Tensor Fusion framework consists of:

  • cf-client: the stub that hooks CUDA API to make inference apps running without GPU
  • cf-server: replay real CUDA calls and shift VRAM/context of multiple AI models
  • cf-mediator (optional): CUDA calls load-balancer
  • cf-control (optional): Control plane for managing GPU cluster metadata, CUDA traces/metrics, control scheduling policies

How can TensorFusion help you ?

Saving 40%-90% of GPU costs

Shape GPU utilization by ms level scheduling, eviction, load-balancing, get rid of periodical GPU spiking-sleeping, auto scale down to nearly zero.

Nx faster and more scalable inference

Auto scale up AI models from CUDA API level, significantly increase inference throughput and reduce latency for hot models.

Manage GPU nodes with ease

No GPU-operator, no drivers, device plugins or any annoying infra issues.

Just leave the auto-pilot bare metal GPU pool, use it just like a NFS !

Motivations

There are 3 common problems in the industry.

#1 AI models cost too much in production envs

When it comes to large scale inference of multiple models, Multiple GPUs can not be fully utilized Ideally, it should keep steady 70% GPU usage, saving more than 50% of costs.

#2 Developers are waiting for GPUs to test new AI models

When it comes to develop AI apps or learn by hands-on labs, everyone is queuing to lock GPU machines when multiple developers/students need it.

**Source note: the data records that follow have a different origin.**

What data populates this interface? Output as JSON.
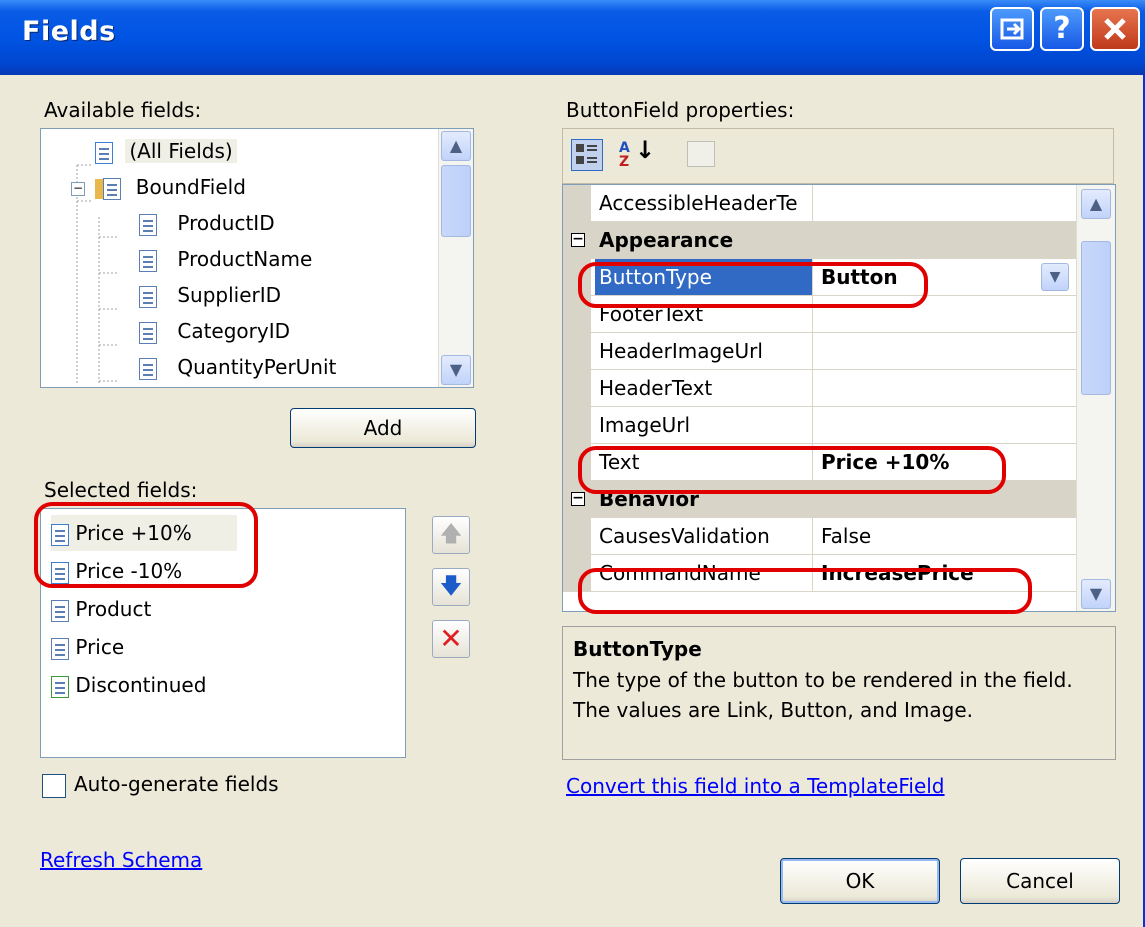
{
  "window": {
    "title": "Fields"
  },
  "available": {
    "label": "Available fields:",
    "items": [
      {
        "text": "(All Fields)",
        "level": 1
      },
      {
        "text": "BoundField",
        "level": 0
      },
      {
        "text": "ProductID",
        "level": 2
      },
      {
        "text": "ProductName",
        "level": 2
      },
      {
        "text": "SupplierID",
        "level": 2
      },
      {
        "text": "CategoryID",
        "level": 2
      },
      {
        "text": "QuantityPerUnit",
        "level": 2
      }
    ]
  },
  "add_label": "Add",
  "selected": {
    "label": "Selected fields:",
    "items": [
      "Price +10%",
      "Price -10%",
      "Product",
      "Price",
      "Discontinued"
    ]
  },
  "autogen_label": "Auto-generate fields",
  "refresh_label": "Refresh Schema",
  "properties": {
    "label": "ButtonField properties:",
    "rows": [
      {
        "name": "AccessibleHeaderTe",
        "value": "",
        "kind": "prop"
      },
      {
        "name": "Appearance",
        "value": "",
        "kind": "category"
      },
      {
        "name": "ButtonType",
        "value": "Button",
        "kind": "selected"
      },
      {
        "name": "FooterText",
        "value": "",
        "kind": "prop"
      },
      {
        "name": "HeaderImageUrl",
        "value": "",
        "kind": "prop"
      },
      {
        "name": "HeaderText",
        "value": "",
        "kind": "prop"
      },
      {
        "name": "ImageUrl",
        "value": "",
        "kind": "prop"
      },
      {
        "name": "Text",
        "value": "Price +10%",
        "kind": "bold"
      },
      {
        "name": "Behavior",
        "value": "",
        "kind": "category"
      },
      {
        "name": "CausesValidation",
        "value": "False",
        "kind": "prop"
      },
      {
        "name": "CommandName",
        "value": "IncreasePrice",
        "kind": "bold"
      }
    ]
  },
  "description": {
    "title": "ButtonType",
    "text": "The type of the button to be rendered in the field.  The values are Link, Button, and Image."
  },
  "convert_label": "Convert this field into a TemplateField",
  "ok_label": "OK",
  "cancel_label": "Cancel"
}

Ideally, they could reuse the same GPU without lock whole VM, use GPU resource on-demand.

#3 Cloud vendors don't have enough GPUs for customers

Cloud vendors sell GPU machines to customers, but they always lack of available GPU.

Ideally, they should be able to oversell the same GPU to different tenants.

When to use TensorFusion ?

  • Serve multiple small/medium/large models, but not super large ones like Llama-3.1-70B or 405B
  • When you are building AI hands-on labs for multiple learners.

When not to use TensorFusion ?

  • Serve single super large foundation model that's bigger than 70B, it can not be loaded to single GPU, thus it's communication intensive, and remote GPU pool is not the best practice, please buy NVLink and NVSwitch to increase throughput.
  • When you don't care the GPU costs.